Board approves budget increase
The Board of Trustees approved the University's budget for the next fiscal year on Thursday, including a 3.7 percent increase in total undergraduate tuition and fees.
"While we know very well that no increases are welcome, this keeps the increase substantially below the level envisioned in the strategic plan; both the Board and the administration are very sensitive to the need to control, insofar as possible, the cost of a Brandeis University education," reads a statement that Senior Vice President for Communications Ellen de Graffenreid provided to the Justice.
Although the fiscal year is not yet complete, de Graffenreid wrote that the University projects the deficit has been reduced to less than $3.5 million. "[I]t is important to note that this is an annual deficit and is very small, just slightly over [one] percent of the total annual budget, which is easily covered from reserves," she wrote in an email to the Justice.
According to de Graffenreid, next year's total operating budget is about $331 million "and projects a very small annual budgeted deficit" at approximately $1.8 million.
Senior Representative to the Board of Trustees Jack Hait '14 said in an interview with the Justice that the University has been working to rebid contracts, make the campus more energy-efficient with upgrades and increase revenues from Students and Enrollment in order to reduce the deficit.
Two semesters of tuition for students who first enrolled after spring 2012 will be $46,022, while tuition for those who first enrolled before summer 2012 will be $45,608, according to statistics provided by Dean of the Office of Student Financial Services Peter Giumette. Required fees for all students will cost $1,536. Board, using the 12-meal plan with $875 in points, is $5,700 for all students. The overall cost will be $60,336 for students who enrolled before summer 2012 and $60,750 for students who enrolled after spring 2012. Giumette did not respond to questions about how these prices and breakdowns compare to last year's by press time.
De Graffenreid wrote that she could not provide information about the percentage by which financial aid will increase for next year, as those numbers are dependent upon the students who choose to enroll at Brandeis.
Although there will be an increase in the overall cost of attendance, the releases stated that "[t]he University is working hard to improve efficiency and cost effectiveness in our operations and increase private support."
Hait said that the board is sympathetic to and shares student concerns about raising the cost of attendance. In addition, he said that the share concerns regarding budget transparency, explaining why tuition is rising, where student dollars are going and the direction in which the University sees the overall cost of attendance going.
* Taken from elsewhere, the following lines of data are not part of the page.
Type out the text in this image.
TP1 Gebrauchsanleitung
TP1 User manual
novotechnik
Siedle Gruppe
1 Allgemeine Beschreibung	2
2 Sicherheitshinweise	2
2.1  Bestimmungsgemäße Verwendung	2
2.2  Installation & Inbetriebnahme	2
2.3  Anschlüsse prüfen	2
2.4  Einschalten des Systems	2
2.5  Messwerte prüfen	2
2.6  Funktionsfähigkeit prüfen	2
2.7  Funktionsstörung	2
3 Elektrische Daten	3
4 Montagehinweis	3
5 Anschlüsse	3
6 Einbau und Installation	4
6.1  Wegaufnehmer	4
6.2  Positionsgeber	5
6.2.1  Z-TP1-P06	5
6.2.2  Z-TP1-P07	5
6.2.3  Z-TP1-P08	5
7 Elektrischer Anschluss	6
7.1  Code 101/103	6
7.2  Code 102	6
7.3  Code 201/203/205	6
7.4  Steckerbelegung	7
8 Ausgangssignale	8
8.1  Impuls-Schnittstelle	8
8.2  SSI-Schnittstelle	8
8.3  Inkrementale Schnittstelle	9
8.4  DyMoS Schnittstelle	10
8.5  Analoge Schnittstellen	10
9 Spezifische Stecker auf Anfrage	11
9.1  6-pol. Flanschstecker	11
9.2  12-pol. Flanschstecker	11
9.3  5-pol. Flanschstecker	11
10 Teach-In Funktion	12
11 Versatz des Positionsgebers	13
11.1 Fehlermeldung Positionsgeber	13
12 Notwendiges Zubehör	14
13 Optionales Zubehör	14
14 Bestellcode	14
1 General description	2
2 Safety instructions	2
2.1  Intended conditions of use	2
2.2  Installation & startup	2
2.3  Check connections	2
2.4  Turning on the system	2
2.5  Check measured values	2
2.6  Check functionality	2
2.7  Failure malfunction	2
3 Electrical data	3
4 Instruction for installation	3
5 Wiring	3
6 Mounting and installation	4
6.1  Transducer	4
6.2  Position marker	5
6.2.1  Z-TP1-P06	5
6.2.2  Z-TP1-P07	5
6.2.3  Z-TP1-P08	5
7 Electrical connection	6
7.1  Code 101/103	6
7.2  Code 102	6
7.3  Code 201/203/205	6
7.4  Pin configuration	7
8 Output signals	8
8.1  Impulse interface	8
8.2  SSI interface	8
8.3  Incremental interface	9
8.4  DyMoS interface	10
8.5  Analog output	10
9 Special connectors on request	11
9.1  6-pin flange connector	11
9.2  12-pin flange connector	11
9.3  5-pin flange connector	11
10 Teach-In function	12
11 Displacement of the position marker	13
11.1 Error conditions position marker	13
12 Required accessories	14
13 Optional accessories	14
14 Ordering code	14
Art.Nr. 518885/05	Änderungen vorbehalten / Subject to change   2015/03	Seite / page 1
Although, according to Hait, the Board shares these concerns, Hait also said that the University only has a "certain number of levers to pull." Hait said that one of the biggest costs to the University is financial aid, so one of the easiest ways to address this cost would be to instate a quota that would determine how many accepted students would have to pay full tuition.
However, he said that is "not at all what the Board wants to do." He said that the University wants economic diversity and believes that it "should accept students without regard to their financial capabilities."
Another "lever," he said, would be to raise tuition, and to raise the scholarship and financial aid rate equally. A final option would be to ignore deferred maintenance, although he said that if these issues are addressed when they become crises, they are actually more expensive to repair than if they were addressed before.
Hait said that he believes the board has the same goal in mind: to "maintain Brandeis as a good academic institution and make it as accessible as possible."
"Everyone agrees on this goal. All the disagreement happens in the details," Hait said. "From our perspective, I think the resounding experience from sitting in on the Board meetings is that's exactly what they're trying to accomplish. They're trying to say, 'how do we make this institution affordable without losing who we are in terms of our identity and our excellence.'"
The increase, according to the release, accompanies several "critical" initiatives, including "maintaining our historic commitment to financial aid." Other initiatives include accelerating employer outreach in the Hiatt Career Center, "as we seek to build on our exceptional 95 percent placement rate within six months of graduation;" expanding student offices in community services and lesbian, gay, bisexual, transgender and queer services in response to requests and proposals from the student body; a renovation of the Usdan Student Center; a refurbishment of the Foster Mods and part of Ziv Quad; and several "dynamic" faculty hires to "maintain our low faculty to student ratio that is essential to maintaining our tradition of highly personalized and engaged educational opportunities."
The faculty positions that were added include the two new faculty members in African Diaspora studies for next fall, according to de Graffenreid.